Brad Klopfenstein had served in his new role as president of the Greater Lawrence Chamber of Commerce for about a month when the COVID-19 pandemic hit. But he is moving full-speed ahead in helping businesses in need during the stay-at-home order.
When the governor’s order was issued in mid-March, Klopfenstein said the chamber began to offer a weekly series of community meetings via Zoom.
“Ever since they went to the stay-at-home order, just as a chamber to try to give people an opportunity to talk about what’s going on, we’ve tried to do weekly series of community meetings with elected officials or experts on topics and have them share expertise with our members and really anybody who wants to tune in,” Klopfenstein said.
Past guests have included Lawrence Mayor Steve Collier, State Sen. Jim Merritt and members of an accounting firm discussing a payroll replacement program.
“It’s just an opportunity to keep the community updated and share thoughts or pearls of wisdom, whatever is going on,” Klopfenstein said. “This is new for all of us, so the more we can communicate and share ideas and, if nothing else, let everybody know we are in this with them, the better off we are going to be.”

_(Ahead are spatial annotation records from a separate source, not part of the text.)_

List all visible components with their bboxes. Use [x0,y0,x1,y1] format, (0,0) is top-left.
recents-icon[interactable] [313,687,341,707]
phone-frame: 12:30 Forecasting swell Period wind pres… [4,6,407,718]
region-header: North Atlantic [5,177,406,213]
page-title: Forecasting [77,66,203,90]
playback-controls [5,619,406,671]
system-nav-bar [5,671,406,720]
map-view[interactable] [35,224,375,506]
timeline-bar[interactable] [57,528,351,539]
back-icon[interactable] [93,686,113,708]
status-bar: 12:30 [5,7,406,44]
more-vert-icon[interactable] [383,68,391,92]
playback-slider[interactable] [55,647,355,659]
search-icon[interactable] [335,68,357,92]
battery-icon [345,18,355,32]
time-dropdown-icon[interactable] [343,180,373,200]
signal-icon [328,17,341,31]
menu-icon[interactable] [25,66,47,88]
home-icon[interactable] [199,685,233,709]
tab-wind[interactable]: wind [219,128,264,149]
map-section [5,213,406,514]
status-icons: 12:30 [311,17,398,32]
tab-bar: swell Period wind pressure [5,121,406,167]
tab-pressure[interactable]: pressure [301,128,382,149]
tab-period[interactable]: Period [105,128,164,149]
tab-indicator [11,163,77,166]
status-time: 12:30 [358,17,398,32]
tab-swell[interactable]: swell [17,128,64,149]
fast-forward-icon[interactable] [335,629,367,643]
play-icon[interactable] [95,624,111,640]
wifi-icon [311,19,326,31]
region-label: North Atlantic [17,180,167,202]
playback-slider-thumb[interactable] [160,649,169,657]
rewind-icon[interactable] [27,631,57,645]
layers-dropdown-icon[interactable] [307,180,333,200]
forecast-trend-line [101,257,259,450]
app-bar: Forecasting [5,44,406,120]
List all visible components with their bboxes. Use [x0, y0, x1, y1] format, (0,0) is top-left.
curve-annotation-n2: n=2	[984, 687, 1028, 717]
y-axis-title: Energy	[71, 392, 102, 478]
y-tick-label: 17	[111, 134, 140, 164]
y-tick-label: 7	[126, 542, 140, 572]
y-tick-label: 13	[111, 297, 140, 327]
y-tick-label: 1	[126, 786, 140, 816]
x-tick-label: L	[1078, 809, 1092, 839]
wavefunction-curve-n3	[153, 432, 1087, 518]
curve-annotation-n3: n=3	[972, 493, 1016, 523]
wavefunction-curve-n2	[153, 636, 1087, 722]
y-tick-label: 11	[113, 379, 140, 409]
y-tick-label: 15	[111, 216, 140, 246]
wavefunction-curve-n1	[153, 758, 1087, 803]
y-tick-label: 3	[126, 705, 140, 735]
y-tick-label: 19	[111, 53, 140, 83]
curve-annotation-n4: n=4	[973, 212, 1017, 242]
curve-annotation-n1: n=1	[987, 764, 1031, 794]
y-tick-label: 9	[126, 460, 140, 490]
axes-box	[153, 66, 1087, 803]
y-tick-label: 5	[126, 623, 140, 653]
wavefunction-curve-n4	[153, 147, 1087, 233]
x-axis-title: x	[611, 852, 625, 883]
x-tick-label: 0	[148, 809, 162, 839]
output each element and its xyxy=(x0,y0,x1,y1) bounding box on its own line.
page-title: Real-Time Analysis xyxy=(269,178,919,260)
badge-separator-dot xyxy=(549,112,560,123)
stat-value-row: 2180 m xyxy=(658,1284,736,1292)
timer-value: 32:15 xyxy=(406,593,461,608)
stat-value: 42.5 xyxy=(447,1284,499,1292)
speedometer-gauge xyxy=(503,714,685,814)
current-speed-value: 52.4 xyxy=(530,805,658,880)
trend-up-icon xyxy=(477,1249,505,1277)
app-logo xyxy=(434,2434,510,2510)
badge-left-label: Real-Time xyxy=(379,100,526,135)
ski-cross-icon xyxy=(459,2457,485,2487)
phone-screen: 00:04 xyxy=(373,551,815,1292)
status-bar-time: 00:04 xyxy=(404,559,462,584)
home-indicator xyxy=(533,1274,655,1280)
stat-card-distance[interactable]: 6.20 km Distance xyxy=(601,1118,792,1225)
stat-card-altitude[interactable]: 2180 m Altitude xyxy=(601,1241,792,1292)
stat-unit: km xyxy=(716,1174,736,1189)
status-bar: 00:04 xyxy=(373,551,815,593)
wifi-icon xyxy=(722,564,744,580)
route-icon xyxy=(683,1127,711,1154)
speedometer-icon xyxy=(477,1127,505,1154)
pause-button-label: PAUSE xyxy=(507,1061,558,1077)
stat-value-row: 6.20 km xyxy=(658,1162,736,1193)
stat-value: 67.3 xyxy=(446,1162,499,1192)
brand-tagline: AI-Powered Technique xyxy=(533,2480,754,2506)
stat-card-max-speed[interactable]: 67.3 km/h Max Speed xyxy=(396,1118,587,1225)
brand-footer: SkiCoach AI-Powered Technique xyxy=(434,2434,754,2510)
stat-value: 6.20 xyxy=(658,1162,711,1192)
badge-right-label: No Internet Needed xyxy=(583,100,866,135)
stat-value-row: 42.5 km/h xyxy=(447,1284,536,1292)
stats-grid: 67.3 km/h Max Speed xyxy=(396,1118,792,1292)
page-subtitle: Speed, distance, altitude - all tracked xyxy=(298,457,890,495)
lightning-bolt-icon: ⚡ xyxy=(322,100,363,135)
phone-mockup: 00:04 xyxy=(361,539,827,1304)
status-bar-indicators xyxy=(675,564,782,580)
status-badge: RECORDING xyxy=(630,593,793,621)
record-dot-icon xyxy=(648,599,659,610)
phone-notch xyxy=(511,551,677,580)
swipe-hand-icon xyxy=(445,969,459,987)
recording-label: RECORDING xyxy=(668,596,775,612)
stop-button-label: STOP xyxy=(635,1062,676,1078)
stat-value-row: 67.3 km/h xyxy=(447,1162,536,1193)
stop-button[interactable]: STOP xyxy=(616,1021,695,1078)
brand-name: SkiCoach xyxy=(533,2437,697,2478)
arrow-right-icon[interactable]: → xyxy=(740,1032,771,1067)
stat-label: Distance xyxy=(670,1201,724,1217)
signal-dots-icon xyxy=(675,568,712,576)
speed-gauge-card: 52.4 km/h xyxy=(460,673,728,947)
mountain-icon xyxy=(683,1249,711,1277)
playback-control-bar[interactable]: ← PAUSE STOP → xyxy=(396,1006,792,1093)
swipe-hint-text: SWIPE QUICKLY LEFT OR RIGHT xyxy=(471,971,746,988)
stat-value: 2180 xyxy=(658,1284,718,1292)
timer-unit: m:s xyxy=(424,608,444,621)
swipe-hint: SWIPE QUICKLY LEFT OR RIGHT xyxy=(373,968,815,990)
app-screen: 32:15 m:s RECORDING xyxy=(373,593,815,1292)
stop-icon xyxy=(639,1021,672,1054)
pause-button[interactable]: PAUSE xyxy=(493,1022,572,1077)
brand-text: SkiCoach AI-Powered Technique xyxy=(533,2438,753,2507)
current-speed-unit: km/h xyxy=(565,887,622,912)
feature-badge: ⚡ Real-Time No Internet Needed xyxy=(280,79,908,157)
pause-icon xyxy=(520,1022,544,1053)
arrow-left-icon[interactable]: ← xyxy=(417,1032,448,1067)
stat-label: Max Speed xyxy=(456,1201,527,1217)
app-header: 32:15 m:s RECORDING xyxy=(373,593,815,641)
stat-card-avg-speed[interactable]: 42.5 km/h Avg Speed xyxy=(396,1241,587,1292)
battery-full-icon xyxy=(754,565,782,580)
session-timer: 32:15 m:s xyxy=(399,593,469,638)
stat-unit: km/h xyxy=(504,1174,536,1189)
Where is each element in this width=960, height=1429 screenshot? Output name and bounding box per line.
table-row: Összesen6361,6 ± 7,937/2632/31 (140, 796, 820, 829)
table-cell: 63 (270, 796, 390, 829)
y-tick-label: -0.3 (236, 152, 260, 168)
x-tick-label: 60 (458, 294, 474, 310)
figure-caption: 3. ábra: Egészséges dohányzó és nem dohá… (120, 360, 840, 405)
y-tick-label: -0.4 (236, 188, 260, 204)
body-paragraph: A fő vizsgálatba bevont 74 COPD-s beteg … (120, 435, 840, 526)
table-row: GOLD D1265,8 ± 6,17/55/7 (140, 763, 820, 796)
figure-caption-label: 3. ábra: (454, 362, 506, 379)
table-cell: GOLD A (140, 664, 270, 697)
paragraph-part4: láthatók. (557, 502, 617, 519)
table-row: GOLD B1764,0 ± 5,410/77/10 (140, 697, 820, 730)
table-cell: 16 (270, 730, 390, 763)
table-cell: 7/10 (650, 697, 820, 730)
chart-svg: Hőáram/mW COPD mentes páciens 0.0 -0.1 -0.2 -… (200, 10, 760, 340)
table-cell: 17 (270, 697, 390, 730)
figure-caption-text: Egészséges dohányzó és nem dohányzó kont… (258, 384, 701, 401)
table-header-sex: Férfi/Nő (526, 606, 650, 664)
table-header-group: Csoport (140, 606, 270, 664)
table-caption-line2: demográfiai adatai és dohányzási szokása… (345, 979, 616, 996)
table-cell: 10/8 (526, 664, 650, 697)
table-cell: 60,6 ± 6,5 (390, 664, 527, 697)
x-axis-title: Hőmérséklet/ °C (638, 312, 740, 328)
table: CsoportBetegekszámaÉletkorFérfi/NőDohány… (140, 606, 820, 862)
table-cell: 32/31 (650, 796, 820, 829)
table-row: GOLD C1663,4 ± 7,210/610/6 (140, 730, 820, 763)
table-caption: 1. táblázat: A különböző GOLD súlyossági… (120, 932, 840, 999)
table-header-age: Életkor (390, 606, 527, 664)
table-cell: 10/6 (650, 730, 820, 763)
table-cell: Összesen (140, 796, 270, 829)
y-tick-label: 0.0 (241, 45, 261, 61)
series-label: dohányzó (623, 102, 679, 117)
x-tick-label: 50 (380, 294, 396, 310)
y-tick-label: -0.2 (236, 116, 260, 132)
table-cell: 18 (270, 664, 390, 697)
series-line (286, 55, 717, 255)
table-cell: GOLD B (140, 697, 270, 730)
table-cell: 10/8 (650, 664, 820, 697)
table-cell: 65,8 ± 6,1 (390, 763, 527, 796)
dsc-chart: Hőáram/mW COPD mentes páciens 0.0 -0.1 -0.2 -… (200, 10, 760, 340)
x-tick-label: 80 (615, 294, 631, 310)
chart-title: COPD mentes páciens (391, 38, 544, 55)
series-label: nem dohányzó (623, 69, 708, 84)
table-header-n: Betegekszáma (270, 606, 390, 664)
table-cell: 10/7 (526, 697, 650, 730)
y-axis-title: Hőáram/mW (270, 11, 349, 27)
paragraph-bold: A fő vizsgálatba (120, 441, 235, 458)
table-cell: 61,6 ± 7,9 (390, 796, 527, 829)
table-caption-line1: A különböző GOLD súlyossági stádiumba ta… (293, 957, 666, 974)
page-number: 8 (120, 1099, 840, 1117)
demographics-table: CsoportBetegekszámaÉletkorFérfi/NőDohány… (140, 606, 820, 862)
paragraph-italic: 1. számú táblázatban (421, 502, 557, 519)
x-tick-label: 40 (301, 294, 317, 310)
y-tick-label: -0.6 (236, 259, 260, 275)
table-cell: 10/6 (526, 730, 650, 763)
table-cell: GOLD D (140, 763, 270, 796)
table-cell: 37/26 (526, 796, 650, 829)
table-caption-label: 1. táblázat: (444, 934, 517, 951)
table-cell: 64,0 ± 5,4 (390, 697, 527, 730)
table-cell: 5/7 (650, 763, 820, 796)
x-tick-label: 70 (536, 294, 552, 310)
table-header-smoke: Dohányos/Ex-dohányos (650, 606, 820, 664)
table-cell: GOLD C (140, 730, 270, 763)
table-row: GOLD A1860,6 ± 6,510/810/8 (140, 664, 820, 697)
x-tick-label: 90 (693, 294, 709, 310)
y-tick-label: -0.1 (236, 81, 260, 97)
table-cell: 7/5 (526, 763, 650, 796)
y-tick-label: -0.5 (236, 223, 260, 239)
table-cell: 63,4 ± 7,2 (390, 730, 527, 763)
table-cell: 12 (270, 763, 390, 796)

The Greater Lawrence Chamber of Commerce Facebook page posts updated information about the meetings and provides a link for anyone who wants to join in. An email is sent to all chamber members announcing who the speaker is and provides log-in information.
“It’s pretty open,” Klopfenstein said. “It’s our plan to keep it open until we have a reason not to do so.”
Usually, 20 to 30 people join the meetings.
“It’s been a pretty good mix of business leaders and other stakeholders in the community, and a lot of good questions that have gone with it,” Klopfenstein said. “The public can ask questions. We’ve given the speaker 15 or 20 minutes to share what’s on their mind, things they’re working on or are aware of and then open it up to questions from anybody in the group. It has flowed nicely.”
Klopfenstein views the chamber’s role as a tireleless promoter and advocate of local businesses. The organization frequently reaches out to members to see what information is needed and what it can share that business owners may not be aware of regarding loan and grant programs.
“I think our role is going to be more as a cheerleader and to try to bring as much focus as we can into Lawrence and all the businesses we still have here,” Klopfenstein said. “It sounds like (as of April 15) Lawrence hasn’t lost any (businesses) yet, and most communities can’t say that. We are hoping most of our businesses come back intact. They might be a little wounded, but as long as they’re intact, we have a good core of retail and restaurants that hopefully people will be able to come back and spend a lot of money with them once they are able to get outside.”
For more, visit greaterlawrencechamber.org.
When the City of Lawrence reopens
Greater Lawrence Chamber of Commerce President Brad Klopfenstein said he expects the City of Lawrence to have a slow rollout when the state’s economoy reopens.
“Certainly, with restaurants, there will be a little more distancing in the dining rooms with a lot more room between tables,” Klopfenstein said. “They will encourage people to do more seating outside. I know they are taking a hard look at Fourth of July right now and probably will know in the next couple of weeks if the Fourth of July celebration will go on. Even if (the state) opens back up in May, it’s going to be different from what it was before.”